- The Rise of Split Claims in Wrongful Death/Survival Cases
- November 16, 2017 | Author: Robert S. Campbell
- Law Firm: Pessin Katz Law, P.A. - Towson Office
Recently, in Spangler v. McQuitty, 449 Md. 33 (2016), the Maryland Court of Appeals examined the interplay between an injured person’s injury claim/survival action and the claims of beneficiaries under Maryland’s Wrongful Death Act. While the Court acknowledged that a wrongful death action was derivative of the injured person’s action, the Court held that Maryland’s Wrongful Death Act is a separate and distinct action for the injured person’s beneficiaries.

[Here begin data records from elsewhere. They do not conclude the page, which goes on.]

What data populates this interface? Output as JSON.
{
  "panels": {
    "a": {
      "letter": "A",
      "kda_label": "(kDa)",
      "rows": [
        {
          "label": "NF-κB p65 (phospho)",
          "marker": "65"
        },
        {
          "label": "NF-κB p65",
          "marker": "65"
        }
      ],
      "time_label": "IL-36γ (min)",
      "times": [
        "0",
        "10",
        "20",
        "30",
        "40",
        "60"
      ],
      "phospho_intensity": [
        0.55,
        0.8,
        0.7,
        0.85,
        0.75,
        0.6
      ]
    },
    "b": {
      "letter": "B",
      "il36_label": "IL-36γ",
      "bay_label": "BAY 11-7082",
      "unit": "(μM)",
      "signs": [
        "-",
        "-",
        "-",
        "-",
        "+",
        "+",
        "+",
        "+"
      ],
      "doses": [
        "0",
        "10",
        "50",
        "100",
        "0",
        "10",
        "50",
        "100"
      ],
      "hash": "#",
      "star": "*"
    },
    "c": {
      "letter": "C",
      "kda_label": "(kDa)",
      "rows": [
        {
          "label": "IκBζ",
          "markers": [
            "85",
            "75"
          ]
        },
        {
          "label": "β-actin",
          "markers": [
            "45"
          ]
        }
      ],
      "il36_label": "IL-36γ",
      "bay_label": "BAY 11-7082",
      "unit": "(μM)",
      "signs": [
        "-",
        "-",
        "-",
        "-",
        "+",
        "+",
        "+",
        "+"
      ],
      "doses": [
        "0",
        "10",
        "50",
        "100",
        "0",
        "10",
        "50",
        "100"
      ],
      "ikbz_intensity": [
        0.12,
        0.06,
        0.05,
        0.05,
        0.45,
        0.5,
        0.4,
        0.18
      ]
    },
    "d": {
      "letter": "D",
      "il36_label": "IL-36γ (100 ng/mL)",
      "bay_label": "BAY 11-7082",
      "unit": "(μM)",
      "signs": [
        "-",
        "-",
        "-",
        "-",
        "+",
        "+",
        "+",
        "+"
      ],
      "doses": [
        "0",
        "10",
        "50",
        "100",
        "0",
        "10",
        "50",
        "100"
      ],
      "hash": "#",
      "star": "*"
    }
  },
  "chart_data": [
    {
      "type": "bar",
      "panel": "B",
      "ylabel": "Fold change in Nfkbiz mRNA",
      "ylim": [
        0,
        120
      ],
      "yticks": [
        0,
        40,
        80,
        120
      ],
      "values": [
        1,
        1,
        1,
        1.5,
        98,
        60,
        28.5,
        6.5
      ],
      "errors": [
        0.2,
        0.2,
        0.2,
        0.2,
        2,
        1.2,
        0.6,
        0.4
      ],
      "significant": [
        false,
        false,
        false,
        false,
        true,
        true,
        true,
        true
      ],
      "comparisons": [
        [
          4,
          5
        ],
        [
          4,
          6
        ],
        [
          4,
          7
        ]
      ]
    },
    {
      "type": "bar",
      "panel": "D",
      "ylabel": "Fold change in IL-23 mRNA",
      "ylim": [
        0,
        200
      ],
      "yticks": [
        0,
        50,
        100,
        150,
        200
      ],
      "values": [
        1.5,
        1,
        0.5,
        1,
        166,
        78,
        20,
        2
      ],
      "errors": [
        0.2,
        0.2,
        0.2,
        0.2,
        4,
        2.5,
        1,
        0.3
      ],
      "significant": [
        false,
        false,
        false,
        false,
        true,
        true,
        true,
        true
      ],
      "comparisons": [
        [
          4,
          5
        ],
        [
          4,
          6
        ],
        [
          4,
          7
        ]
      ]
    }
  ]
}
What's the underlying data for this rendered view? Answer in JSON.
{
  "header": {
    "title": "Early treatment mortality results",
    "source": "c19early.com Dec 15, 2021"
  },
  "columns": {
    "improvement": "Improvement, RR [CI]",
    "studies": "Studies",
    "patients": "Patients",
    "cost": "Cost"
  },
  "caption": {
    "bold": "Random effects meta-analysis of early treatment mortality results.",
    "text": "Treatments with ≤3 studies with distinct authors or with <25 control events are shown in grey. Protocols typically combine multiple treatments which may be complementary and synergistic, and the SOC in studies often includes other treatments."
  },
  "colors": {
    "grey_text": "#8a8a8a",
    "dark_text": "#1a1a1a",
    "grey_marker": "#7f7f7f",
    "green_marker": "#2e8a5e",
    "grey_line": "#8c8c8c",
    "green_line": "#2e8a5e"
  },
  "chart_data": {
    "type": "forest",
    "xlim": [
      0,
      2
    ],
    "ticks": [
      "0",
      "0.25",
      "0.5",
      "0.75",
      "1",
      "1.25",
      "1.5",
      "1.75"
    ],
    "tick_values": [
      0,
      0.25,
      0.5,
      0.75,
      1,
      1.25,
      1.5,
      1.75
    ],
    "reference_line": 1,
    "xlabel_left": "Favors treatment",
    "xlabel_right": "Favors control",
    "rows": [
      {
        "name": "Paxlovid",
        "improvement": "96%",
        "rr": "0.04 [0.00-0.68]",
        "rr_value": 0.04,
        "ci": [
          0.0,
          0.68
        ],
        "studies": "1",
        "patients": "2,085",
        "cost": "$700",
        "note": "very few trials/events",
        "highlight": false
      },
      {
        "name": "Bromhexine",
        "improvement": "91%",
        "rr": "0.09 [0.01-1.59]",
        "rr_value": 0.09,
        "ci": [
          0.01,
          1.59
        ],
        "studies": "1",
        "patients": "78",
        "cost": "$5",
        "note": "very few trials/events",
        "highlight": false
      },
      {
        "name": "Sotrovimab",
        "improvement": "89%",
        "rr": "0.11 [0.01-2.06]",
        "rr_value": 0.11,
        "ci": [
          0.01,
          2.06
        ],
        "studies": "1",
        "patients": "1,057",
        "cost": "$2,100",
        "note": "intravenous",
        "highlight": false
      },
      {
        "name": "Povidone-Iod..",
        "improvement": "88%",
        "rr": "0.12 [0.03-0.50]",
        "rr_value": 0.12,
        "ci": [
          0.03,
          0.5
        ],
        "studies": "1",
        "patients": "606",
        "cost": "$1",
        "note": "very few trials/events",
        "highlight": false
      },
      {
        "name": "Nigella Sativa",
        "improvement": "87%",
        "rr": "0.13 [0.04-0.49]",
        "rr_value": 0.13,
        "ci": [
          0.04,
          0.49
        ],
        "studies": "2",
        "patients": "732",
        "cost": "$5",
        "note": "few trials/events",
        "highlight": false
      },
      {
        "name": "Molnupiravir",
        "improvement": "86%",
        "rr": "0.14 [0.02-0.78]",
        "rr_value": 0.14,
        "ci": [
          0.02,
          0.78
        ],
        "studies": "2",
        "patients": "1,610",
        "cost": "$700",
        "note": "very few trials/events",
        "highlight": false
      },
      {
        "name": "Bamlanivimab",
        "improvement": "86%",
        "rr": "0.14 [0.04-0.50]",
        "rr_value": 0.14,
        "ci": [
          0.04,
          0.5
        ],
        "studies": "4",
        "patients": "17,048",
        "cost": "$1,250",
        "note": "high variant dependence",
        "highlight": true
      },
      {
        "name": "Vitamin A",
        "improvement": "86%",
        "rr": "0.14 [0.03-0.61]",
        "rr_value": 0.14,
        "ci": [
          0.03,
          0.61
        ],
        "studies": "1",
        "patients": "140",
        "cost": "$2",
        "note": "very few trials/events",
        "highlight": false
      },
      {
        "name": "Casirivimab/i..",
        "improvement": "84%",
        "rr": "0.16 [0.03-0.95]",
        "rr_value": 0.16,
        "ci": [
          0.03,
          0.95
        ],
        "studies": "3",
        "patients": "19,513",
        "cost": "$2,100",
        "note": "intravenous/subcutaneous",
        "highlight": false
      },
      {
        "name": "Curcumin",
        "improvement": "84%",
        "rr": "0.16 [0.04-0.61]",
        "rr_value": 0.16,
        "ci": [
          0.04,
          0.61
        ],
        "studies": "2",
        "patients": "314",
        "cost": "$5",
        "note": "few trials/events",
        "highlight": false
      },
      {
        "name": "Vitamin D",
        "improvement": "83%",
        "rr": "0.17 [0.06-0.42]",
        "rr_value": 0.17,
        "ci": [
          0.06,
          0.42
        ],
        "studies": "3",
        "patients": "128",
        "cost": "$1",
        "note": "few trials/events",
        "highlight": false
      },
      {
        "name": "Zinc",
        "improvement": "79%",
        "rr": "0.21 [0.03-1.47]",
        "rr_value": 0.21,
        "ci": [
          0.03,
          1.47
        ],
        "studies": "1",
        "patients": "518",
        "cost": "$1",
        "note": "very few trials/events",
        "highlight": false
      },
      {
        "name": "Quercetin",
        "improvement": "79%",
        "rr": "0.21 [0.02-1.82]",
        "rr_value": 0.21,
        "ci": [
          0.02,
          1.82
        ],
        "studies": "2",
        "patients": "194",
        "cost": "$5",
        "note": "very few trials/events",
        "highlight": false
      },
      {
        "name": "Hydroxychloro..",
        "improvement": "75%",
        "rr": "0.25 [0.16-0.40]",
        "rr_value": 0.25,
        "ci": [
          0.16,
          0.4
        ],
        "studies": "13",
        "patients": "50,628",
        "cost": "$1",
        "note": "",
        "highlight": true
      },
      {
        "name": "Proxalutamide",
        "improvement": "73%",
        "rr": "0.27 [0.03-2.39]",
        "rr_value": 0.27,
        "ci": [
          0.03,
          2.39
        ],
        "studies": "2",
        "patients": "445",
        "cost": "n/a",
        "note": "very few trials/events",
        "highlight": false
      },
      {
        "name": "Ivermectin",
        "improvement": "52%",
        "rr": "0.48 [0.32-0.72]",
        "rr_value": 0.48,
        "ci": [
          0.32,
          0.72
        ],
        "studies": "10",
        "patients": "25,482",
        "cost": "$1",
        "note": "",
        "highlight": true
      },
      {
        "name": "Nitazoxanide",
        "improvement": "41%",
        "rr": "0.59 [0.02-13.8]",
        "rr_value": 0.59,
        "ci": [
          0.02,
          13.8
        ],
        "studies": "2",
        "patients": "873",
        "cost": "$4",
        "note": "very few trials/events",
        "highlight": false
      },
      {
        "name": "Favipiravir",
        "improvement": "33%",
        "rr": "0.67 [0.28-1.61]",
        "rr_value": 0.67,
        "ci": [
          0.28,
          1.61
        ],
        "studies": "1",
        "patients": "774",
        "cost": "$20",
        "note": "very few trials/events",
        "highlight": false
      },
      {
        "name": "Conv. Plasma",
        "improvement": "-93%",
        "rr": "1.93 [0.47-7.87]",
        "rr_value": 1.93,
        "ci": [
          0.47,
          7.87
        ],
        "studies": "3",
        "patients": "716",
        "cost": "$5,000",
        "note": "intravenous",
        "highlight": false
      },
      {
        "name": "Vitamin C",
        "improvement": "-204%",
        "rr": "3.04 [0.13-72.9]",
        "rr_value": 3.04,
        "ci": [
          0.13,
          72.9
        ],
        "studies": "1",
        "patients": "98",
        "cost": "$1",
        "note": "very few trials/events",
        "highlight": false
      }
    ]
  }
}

The McQuitty Court indicated that Maryland’s jurisprudence on the issue was in line with the minority of jurisdictions that hold that neither a judgment in favor of the decedent, nor a release of liability prior to a decedent’s death, would bar a subsequent wrongful death action. The McQuitty Court also discussed that some defenses that bar a decedent’s personal injury claim would, in turn, bar a wrongful death action by a decedent’s beneficiaries, including: i) statute of limitations; ii) contributory negligence; iii) assumption of risk; iv) parental immunity; and v) a lack of privity of contract between a decedent and a manufacturer. The Court discussed that the doctrine of res judicata was not an automatic bar to a subsequent action, and the doctrine may or may not be implicated depending on the circumstances of the initially filed matter.
The impact of Spangler v. McQuitty remains to be seen. The case holding was widely discussed by the plaintiff’s bar and may result in a sequencing of claims by plaintiffs in death cases. It may result in more claims being filed by means of a survival action, then a second action filed by the wrongful death claimants. This could have the effect of increasing damages if separate juries are asked to assess damages related to a person’s injury and death. Those separate cases would likely involve the same witnesses and evidence. The holding of McQuitty does not appear to promote judicial economy and may be revisited by the Court of Appeals or the Maryland General Assembly in the future.